Frontier improvements aren’t always incremental, making it advantageous to consider an upgrade. Coding is the obvious example. There’s a significant difference between a model that suggests the next few lines of code and one that can inspect a repository, plan a change, use tools, run tests, discover its own mistakes, and keep working for an extended period. That isn’t merely a nicer autocomplete experience. It can reorganize a development workflow.

This is why enterprises can’t simply standardize on an 18-month-old model and declare victory. In some areas, particularly software development and other agentic work, better models can unlock compounding productivity. A model that reliably completes 80% of a bounded task rather than 50% may justify an entirely different division of labor between humans and machines.

Still, that upgrade isn’t free.

Models differ in how they interpret instructions, call tools, manage context, refuse requests, and fail. Prompts and scaffolding tuned for one model can regress when moved to another. Or costs can explode. As one of my Oracle colleagues discovered just this week, running the same tasks in GPT 5.6 was orders of magnitude more expensive than 5.5. The API change may be trivial, but the revalidation and implications are not.

This leaves enterprises caught between two bad options. They can freeze and potentially miss out on meaningful improvements or chase every release and repeatedly test production systems on faith. What to do?

The answer is to stop making LLM bets and start making job-to-be-done bets. Stop asking which model is fastest. Instead, figure out what work you are trying to improve. What does a good result look like? How much latency and cost can the workflow tolerate? How wrong can it be before a human must intervene? Once those questions have answers, model selection becomes less opaque.

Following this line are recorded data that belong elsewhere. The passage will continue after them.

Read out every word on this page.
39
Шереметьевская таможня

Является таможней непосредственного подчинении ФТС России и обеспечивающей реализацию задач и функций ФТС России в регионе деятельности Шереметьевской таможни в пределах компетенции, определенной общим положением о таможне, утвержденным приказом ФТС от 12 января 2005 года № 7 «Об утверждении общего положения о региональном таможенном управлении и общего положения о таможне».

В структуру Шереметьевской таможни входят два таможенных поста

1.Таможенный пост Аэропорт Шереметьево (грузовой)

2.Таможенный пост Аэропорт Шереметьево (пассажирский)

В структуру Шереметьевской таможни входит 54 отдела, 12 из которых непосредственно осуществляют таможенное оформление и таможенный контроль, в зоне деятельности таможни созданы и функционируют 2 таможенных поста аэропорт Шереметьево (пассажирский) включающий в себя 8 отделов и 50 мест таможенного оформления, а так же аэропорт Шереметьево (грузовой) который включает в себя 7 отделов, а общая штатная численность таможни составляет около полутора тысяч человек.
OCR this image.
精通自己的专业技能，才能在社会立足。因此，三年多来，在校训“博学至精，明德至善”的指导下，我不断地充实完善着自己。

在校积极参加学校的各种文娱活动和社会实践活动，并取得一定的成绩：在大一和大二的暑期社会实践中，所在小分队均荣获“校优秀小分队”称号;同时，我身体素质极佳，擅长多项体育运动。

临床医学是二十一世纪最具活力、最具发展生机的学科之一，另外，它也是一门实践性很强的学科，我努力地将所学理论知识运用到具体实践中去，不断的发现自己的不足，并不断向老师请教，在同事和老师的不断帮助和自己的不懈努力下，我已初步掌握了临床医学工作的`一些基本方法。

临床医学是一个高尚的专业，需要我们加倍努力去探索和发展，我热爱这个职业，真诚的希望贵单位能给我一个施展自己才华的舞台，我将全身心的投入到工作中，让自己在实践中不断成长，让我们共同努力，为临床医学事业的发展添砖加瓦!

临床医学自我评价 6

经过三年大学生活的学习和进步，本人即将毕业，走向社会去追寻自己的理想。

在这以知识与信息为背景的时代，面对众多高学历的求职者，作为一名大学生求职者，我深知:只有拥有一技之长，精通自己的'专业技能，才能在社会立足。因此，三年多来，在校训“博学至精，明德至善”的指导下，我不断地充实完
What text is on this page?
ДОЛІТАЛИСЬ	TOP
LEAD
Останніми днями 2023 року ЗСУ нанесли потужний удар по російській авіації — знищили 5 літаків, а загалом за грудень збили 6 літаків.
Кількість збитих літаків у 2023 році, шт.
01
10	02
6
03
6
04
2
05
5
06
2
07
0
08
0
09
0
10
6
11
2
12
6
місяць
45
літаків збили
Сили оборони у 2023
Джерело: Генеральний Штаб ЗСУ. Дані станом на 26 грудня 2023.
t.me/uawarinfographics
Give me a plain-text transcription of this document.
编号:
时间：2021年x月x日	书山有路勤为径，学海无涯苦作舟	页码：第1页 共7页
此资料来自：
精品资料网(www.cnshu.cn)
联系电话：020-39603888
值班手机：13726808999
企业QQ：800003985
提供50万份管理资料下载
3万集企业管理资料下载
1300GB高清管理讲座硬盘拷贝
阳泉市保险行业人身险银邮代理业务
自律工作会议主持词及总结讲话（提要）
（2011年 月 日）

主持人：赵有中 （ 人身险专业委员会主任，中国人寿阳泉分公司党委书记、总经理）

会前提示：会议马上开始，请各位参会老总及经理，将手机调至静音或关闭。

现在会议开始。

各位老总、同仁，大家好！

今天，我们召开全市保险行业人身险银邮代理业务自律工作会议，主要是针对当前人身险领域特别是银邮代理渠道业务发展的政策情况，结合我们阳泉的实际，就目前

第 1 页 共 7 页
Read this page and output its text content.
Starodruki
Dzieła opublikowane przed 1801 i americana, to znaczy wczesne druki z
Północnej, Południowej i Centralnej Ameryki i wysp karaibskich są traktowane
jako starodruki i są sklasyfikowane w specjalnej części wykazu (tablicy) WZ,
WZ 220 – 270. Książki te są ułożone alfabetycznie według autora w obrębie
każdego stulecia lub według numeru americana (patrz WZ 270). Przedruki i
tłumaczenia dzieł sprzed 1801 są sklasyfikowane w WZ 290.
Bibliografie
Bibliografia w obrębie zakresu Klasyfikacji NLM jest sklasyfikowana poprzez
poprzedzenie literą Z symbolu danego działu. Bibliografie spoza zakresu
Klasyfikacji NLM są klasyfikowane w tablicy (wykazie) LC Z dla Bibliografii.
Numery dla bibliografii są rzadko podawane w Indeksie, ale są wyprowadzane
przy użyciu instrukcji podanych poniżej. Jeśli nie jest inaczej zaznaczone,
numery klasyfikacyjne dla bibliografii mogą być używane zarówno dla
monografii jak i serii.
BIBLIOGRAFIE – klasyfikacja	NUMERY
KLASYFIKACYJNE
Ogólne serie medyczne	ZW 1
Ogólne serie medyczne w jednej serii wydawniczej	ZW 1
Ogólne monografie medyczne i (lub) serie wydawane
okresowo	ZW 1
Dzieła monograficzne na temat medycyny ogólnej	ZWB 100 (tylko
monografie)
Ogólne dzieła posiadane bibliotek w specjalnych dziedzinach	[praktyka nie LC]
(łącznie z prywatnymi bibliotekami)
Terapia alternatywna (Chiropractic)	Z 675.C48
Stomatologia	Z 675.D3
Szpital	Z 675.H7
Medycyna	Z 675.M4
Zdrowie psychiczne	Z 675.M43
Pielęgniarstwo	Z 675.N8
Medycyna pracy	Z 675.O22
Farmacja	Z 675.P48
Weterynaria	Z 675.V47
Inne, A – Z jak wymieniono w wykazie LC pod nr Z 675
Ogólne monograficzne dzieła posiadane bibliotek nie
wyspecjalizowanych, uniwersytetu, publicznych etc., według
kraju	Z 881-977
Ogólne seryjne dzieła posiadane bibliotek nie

A difficult code migration may justify GPT-5.6 Sol or Claude Sonnet 5. A repetitive classification task may work just as well with Luna or another smaller model. A regulated workflow may require a model or deployment option that offers particular data controls. Sometimes the correct model is no LLM at all, like when I’m writing this post. Sorry, AI vendors! (At least you won’t get blamed for my mistakes.)

This is where evaluations become the center of enterprise AI strategy. As I’ve said before, most companies don’t have an AI quality problem so much as an AI measurement problem. Hence, a private evaluation suite built from real company work is the only leaderboard that matters. Does the new model materially improve quality? If so, use it! Does it reduce cost or latency? Again, that’s your free pass to adoption. Does the improvement justify the expense and effort of revalidation? If yes, continue.

As important as the model is, keep in mind that AI success always comes back to your company’s data, your company’s workflows*, your* company’s integrations, etc. That’s the dull reality behind sexy AI. Retrieval, memory, governance, data quality, observability, and feedback loops aren’t as exciting as a new model launch, but they’re what ultimately make AI truly work.

Again, when it’s time to consider something new, the principle should be to default to the least expensive model that reliably passes your evaluations. Only escalate harder tasks to more capable models when measurement shows that the premium pays. Tip: Make this invisible to employees so that the system routes to the best model for a particular prompt. As dbt Labs’ Jon Lewis expresses it, “The best model is ‘Auto’ and I won’t hear anyone say otherwise.” OpenAI’s own migration guidance recommends testing models on representative tasks, including trying a lower reasoning level rather than automatically cranking everything to the maximum.

As for me, I’ll probably keep clicking the shiniest option. I don’t have a formal evaluation suite for InfoWorld columns, and the marginal cost is a subscription I already pay. Enterprises don’t get that excuse.